La Bienal Internacional de Arte y Ciudad BOG27 dio a conocer el equipo curatorial que liderará la construcción conceptual de su segunda edición, consolidando una nueva etapa para uno de los proyectos culturales más ambiciosos impulsados por la Secretaría de Cultura, Recreación y Deporte de Bogotá. Bajo la dirección de Juan Ricardo Rincón Gaviria, el comité estará conformado por reconocidos curadores nacionales e internacionales que desarrollarán un eje curatorial centrado en la fragilidad e interdependencia entre las especies y en la ciudad como un territorio de encuentros, memorias y múltiples formas de vida.
La consolidación de una bienal de arte contemporáneo constituye uno de los mayores retos para cualquier ciudad que aspire a fortalecer su ecosistema cultural y proyectarse internacionalmente. En ese contexto, la presentación del comité curatorial de la Bienal Internacional de Arte y Ciudad BOG27 representa mucho más que un anuncio organizativo: marca el inicio de la construcción intelectual y artística de una edición que buscará ampliar los alcances alcanzados por la primera Bienal realizada en 2025.
La organización confirmó que Juan Ricardo Rincón Gaviria asumirá la dirección del proceso curatorial, acompañado por Magalí Arriola y José Esparza Chong Cuy como curadores en jefe. El equipo se complementa con Juliana Steiner y María Paula Bastidas como curadoras asociadas, mientras que Elkin Rubiano tendrá a su cargo la curaduría de programas públicos y mediación, un componente que en la edición anterior permitió acercar el arte a nuevos públicos dentro y fuera de los espacios tradicionales de exhibición.
La composición del comité evidencia una apuesta por reunir trayectorias provenientes de distintas disciplinas, instituciones y contextos internacionales. Según la información divulgada oficialmente por la Bienal, este grupo será responsable de desarrollar el eje conceptual que orientará la selección de artistas, proyectos y actividades de BOG27.
El tema propuesto para esta segunda edición invita a reflexionar sobre la fragilidad y la interdependencia entre las especies, proponiendo entender la ciudad no únicamente como un espacio urbano, sino como un ecosistema complejo donde convergen relaciones sociales, ambientales, culturales y políticas. Esta perspectiva amplía las discusiones abiertas por la primera edición de la Bienal y sitúa debates contemporáneos como la crisis climática, la convivencia y las nuevas formas de habitar los territorios dentro del lenguaje del arte contemporáneo.

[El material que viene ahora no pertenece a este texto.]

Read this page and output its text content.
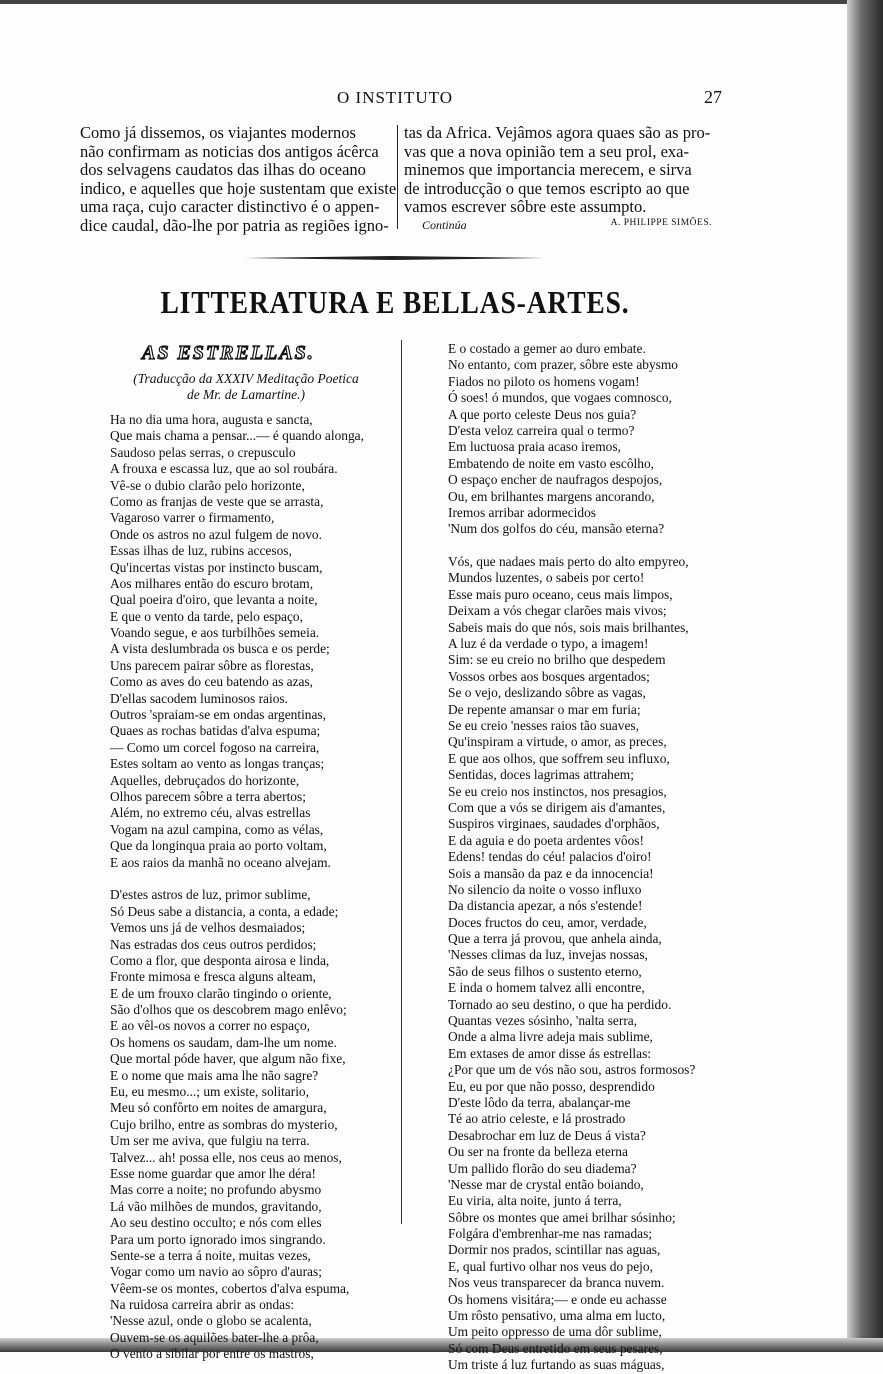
O INSTITUTO	27

Como já dissemos, os viajantes modernos

não confirmam as noticias dos antigos ácêrca

dos selvagens caudatos das ilhas do oceano

indico, e aquelles que hoje sustentam que existe

uma raça, cujo caracter distinctivo é o appen-

dice caudal, dão-lhe por patria as regiões igno-

tas da Africa. Vejâmos agora quaes são as pro-

vas que a nova opinião tem a seu prol, exa-

minemos que importancia merecem, e sirva

de introducção o que temos escripto ao que

vamos escrever sôbre este assumpto.

Continúa	A. PHILIPPE SIMÕES.
LITTERATURA E BELLAS-ARTES.
AS ESTRELLAS.
(Traducção da XXXIV Meditação Poetica
de Mr. de Lamartine.)
Ha no dia uma hora, augusta e sancta,
Que mais chama a pensar...— é quando alonga,
Saudoso pelas serras, o crepusculo
A frouxa e escassa luz, que ao sol roubára.
Vê-se o dubio clarão pelo horizonte,
Como as franjas de veste que se arrasta,
Vagaroso varrer o firmamento,
Onde os astros no azul fulgem de novo.
Essas ilhas de luz, rubins accesos,
Qu'incertas vistas por instincto buscam,
Aos milhares então do escuro brotam,
Qual poeira d'oiro, que levanta a noite,
E que o vento da tarde, pelo espaço,
Voando segue, e aos turbilhões semeia.
A vista deslumbrada os busca e os perde;
Uns parecem pairar sôbre as florestas,
Como as aves do ceu batendo as azas,
D'ellas sacodem luminosos raios.
Outros 'spraiam-se em ondas argentinas,
Quaes as rochas batidas d'alva espuma;
— Como um corcel fogoso na carreira,
Estes soltam ao vento as longas tranças;
Aquelles, debruçados do horizonte,
Olhos parecem sôbre a terra abertos;
Além, no extremo céu, alvas estrellas
Vogam na azul campina, como as vélas,
Que da longinqua praia ao porto voltam,
E aos raios da manhã no oceano alvejam.
D'estes astros de luz, primor sublime,
Só Deus sabe a distancia, a conta, a edade;
Vemos uns já de velhos desmaiados;
Nas estradas dos ceus outros perdidos;
Como a flor, que desponta airosa e linda,
Fronte mimosa e fresca alguns alteam,
E de um frouxo clarão tingindo o oriente,
São d'olhos que os descobrem mago enlêvo;
E ao vêl-os novos a correr no espaço,
Os homens os saudam, dam-lhe um nome.
Que mortal póde haver, que algum não fixe,
E o nome que mais ama lhe não sagre?
Eu, eu mesmo...; um existe, solitario,
Meu só confôrto em noites de amargura,
Cujo brilho, entre as sombras do mysterio,
Um ser me aviva, que fulgiu na terra.
Talvez... ah! possa elle, nos ceus ao menos,
Esse nome guardar que amor lhe déra!
Mas corre a noite; no profundo abysmo
Lá vão milhões de mundos, gravitando,
Ao seu destino occulto; e nós com elles
Para um porto ignorado imos singrando.
Sente-se a terra á noite, muitas vezes,
Vogar como um navio ao sôpro d'auras;
Vêem-se os montes, cobertos d'alva espuma,
Na ruidosa carreira abrir as ondas:
'Nesse azul, onde o globo se acalenta,
Ouvem-se os aquilões bater-lhe a prôa,
O vento a sibilar por entre os mastros,
E o costado a gemer ao duro embate.
No entanto, com prazer, sôbre este abysmo
Fiados no piloto os homens vogam!
Ó soes! ó mundos, que vogaes comnosco,
A que porto celeste Deus nos guia?
D'esta veloz carreira qual o termo?
Em luctuosa praia acaso iremos,
Embatendo de noite em vasto escôlho,
O espaço encher de naufragos despojos,
Ou, em brilhantes margens ancorando,
Iremos arribar adormecidos
'Num dos golfos do céu, mansão eterna?
Vós, que nadaes mais perto do alto empyreo,
Mundos luzentes, o sabeis por certo!
Esse mais puro oceano, ceus mais limpos,
Deixam a vós chegar clarões mais vivos;
Sabeis mais do que nós, sois mais brilhantes,
A luz é da verdade o typo, a imagem!
Sim: se eu creio no brilho que despedem
Vossos orbes aos bosques argentados;
Se o vejo, deslizando sôbre as vagas,
De repente amansar o mar em furia;
Se eu creio 'nesses raios tão suaves,
Qu'inspiram a virtude, o amor, as preces,
E que aos olhos, que soffrem seu influxo,
Sentidas, doces lagrimas attrahem;
Se eu creio nos instinctos, nos presagios,
Com que a vós se dirigem ais d'amantes,
Suspiros virginaes, saudades d'orphãos,
E da aguia e do poeta ardentes vôos!
Edens! tendas do céu! palacios d'oiro!
Sois a mansão da paz e da innocencia!
No silencio da noite o vosso influxo
Da distancia apezar, a nós s'estende!
Doces fructos do ceu, amor, verdade,
Que a terra já provou, que anhela ainda,
'Nesses climas da luz, invejas nossas,
São de seus filhos o sustento eterno,
E inda o homem talvez alli encontre,
Tornado ao seu destino, o que ha perdido.
Quantas vezes sósinho, 'nalta serra,
Onde a alma livre adeja mais sublime,
Em extases de amor disse ás estrellas:
¿Por que um de vós não sou, astros formosos?
Eu, eu por que não posso, desprendido
D'este lôdo da terra, abalançar-me
Té ao atrio celeste, e lá prostrado
Desabrochar em luz de Deus á vista?
Ou ser na fronte da belleza eterna
Um pallido florão do seu diadema?
'Nesse mar de crystal então boiando,
Eu viria, alta noite, junto á terra,
Sôbre os montes que amei brilhar sósinho;
Folgára d'embrenhar-me nas ramadas;
Dormir nos prados, scintillar nas aguas,
E, qual furtivo olhar nos veus do pejo,
Nos veus transparecer da branca nuvem.
Os homens visitára;— e onde eu achasse
Um rôsto pensativo, uma alma em lucto,
Um peito oppresso de uma dôr sublime,
Só com Deus entretido em seus pesares,
Um triste á luz furtando as suas máguas,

La decisión también refleja una evolución institucional del proyecto. Tras la experiencia de BOG25, la Secretaría de Cultura anunció que la siguiente edición fortalecería la presencia del arte en el espacio público, incorporaría propuestas inmersivas, arte urbano y proyectos que integren tecnologías contemporáneas. Asimismo, la entidad señaló que las conclusiones de la primera Bienal servirían como base para diseñar una segunda edición con mayor alcance internacional y una participación más amplia de la ciudadanía.
El anuncio del comité curatorial materializa esa hoja de ruta. Más allá de la programación artística, el equipo tendrá la responsabilidad de construir una narrativa capaz de dialogar con las transformaciones sociales y ambientales que atraviesan las grandes ciudades. La mediación cultural, liderada por Elkin Rubiano, adquiere especial relevancia en este propósito al buscar que las discusiones curatoriales trasciendan los espacios expositivos y lleguen a comunidades, instituciones educativas y escenarios públicos.
La Bienal Internacional de Arte y Ciudad nació con la intención de convertir a Bogotá en una plataforma permanente para el intercambio artístico internacional y para fortalecer el ecosistema creativo local. De acuerdo con la evaluación institucional realizada tras la primera edición, el evento logró consolidarse como un espacio de encuentro entre artistas, investigadores, gestores culturales y ciudadanía, además de posicionar a la capital colombiana dentro del circuito internacional de bienales.
Con la conformación de este nuevo comité curatorial, BOG27 inicia formalmente el proceso de construcción de una propuesta que aspira a profundizar esa vocación pública del arte. El desafío consistirá ahora en traducir un eje conceptual de gran alcance en exposiciones, intervenciones y experiencias que permitan a los ciudadanos reflexionar sobre la manera en que comparten la ciudad con otras formas de vida y sobre el papel que el arte puede desempeñar frente a los desafíos contemporáneos.